The 307th usually held its Inactive Training Period meetings at the Parcel Post Building in Richmond, while 3rd Squadron held the meetings at Norfolk's Post Office Building. The regiment conducted regular equestrian training on the horses of Richmond's Deep Run Hunt Club and summer training with the 3rd Cavalry Regiment at Fort Myer and Fort Belvoir. As an alternative summer training program, the 307th held cavalry Citizens' Military Training Camp training at Fort Myer, and its primary ROTC feeder school was the Virginia Military Institute. Its designated mobilization training station was the York Concentration Area in Pennsylvania.

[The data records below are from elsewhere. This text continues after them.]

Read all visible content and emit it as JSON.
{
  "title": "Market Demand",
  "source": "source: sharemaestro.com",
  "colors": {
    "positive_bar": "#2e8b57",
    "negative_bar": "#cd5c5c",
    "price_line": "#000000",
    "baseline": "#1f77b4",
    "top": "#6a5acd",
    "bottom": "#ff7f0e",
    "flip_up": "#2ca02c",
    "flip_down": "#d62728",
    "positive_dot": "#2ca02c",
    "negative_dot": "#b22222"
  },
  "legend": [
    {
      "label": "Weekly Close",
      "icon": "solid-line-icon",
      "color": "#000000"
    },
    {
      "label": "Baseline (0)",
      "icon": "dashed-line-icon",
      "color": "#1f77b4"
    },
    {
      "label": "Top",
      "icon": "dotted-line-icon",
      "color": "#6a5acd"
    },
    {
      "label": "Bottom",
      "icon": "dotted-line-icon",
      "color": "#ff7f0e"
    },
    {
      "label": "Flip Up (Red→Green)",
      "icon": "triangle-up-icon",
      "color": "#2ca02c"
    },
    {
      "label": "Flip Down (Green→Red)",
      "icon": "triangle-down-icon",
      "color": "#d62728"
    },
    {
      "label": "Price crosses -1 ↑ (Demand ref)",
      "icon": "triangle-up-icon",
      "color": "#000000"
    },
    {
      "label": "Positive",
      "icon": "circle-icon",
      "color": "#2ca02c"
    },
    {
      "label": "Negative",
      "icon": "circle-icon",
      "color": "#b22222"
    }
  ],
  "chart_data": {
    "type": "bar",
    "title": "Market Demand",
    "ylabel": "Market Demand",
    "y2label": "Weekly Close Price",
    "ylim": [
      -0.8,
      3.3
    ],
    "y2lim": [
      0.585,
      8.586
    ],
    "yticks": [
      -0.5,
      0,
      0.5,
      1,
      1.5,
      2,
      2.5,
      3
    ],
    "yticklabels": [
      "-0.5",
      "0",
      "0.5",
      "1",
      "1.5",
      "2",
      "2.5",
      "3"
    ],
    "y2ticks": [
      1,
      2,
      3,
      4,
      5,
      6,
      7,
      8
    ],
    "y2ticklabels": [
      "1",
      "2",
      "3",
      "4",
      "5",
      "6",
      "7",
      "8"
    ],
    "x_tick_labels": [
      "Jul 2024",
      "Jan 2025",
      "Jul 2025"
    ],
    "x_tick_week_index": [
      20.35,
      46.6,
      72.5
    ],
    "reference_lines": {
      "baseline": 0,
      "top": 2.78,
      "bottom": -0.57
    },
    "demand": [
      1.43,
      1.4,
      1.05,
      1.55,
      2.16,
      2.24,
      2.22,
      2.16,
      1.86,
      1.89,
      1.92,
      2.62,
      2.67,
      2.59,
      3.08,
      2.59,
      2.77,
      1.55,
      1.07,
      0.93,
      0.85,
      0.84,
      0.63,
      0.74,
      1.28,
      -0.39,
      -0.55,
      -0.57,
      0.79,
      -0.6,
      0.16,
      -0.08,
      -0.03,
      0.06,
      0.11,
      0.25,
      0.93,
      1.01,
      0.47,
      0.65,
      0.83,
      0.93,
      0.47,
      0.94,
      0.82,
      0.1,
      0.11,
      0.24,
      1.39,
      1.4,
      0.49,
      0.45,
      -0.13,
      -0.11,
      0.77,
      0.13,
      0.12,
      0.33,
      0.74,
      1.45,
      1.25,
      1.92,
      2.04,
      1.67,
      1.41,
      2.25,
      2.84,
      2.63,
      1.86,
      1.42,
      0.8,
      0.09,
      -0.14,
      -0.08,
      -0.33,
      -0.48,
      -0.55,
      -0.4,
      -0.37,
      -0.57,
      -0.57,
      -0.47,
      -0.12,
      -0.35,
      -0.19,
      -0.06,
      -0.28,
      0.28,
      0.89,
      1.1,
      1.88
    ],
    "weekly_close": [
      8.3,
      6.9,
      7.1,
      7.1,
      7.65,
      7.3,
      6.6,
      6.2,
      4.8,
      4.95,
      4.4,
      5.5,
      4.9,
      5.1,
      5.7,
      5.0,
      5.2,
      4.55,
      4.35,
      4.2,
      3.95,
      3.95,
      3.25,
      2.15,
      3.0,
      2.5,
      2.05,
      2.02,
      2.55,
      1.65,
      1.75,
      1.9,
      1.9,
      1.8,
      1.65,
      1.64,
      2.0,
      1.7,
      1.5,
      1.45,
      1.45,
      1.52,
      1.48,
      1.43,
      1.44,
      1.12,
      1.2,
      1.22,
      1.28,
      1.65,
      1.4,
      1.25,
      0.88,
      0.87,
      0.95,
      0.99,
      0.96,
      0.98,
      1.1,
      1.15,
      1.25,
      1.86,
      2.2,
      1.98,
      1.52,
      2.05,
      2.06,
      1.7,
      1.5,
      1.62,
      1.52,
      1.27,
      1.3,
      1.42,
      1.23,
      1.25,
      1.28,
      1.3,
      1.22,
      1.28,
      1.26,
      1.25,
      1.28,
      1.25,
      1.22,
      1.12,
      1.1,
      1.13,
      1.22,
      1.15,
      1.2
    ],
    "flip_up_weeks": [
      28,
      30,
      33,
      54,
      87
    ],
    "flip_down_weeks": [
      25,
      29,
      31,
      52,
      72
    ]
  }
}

After the Attack on Pearl Harbor resulted in the American entry into World War II, it was converted into the 65th Tank Destroyer Battalion on 30 January 1942. The battalion was disbanded on 11 November 1944.

== Commanders ==
The 307th was commanded by the following officers:
- Colonel Llewellyn W. Oliver (23 January–17 August 1918)
- Lieutenant Colonel James G. Earnest (6 March 1922 – 23 March 1924)
- Colonel Delphe T.E. Casteel (23 March 1924 – 17 August 1926)
- Lieutenant Colonel William H. Clifford (17 August 1926 – 13 January 1934)
- Lieutenant Colonel Robert B.H. Begg (13 January 1934–March 1936)
- Colonel Matthew F. James (March 1936–18 December 1937)
- Lieutenant Colonel John C. Butler (18 December 1937–March 1938)
- Major Max Livingston Jr. (March–May 1938)
- Lieutenant Colonel Robert B.H. Begg (May 1938–July 1940)
- Lieutenant Colonel Max Livingston Jr. (July 1940–after January 1941)

== Heraldry ==
The 307th's distinctive unit insignia was approved on 11 January 1927, and its coat of arms was approved on the next day. Both were rescinded on 17 February 1959. The distinctive unit insignia included a 1 1/8 in (2.86 cm) gold colored metal and enamel device, which consisted of a shield with a red cross with a yellow star in the center, and a red and gold scroll below the shield, which was inscribed with the regimental motto, "Perseverandum". The shield symbolized the United States Cavalry, the cross, similar to that on the colonial seal of Virginia, represented the unit's Virginia assignment, the red symbolized its World War I field artillery service, and the star represented service in Texas. The motto was Latin for "Persevering", and was based on the motto on the reverse of the Great Seal of Virginia. The 307th's coat of arms was similar to the distinctive unit insignia except that it added the Organized Reserve crest, a Minuteman, and omitted the motto.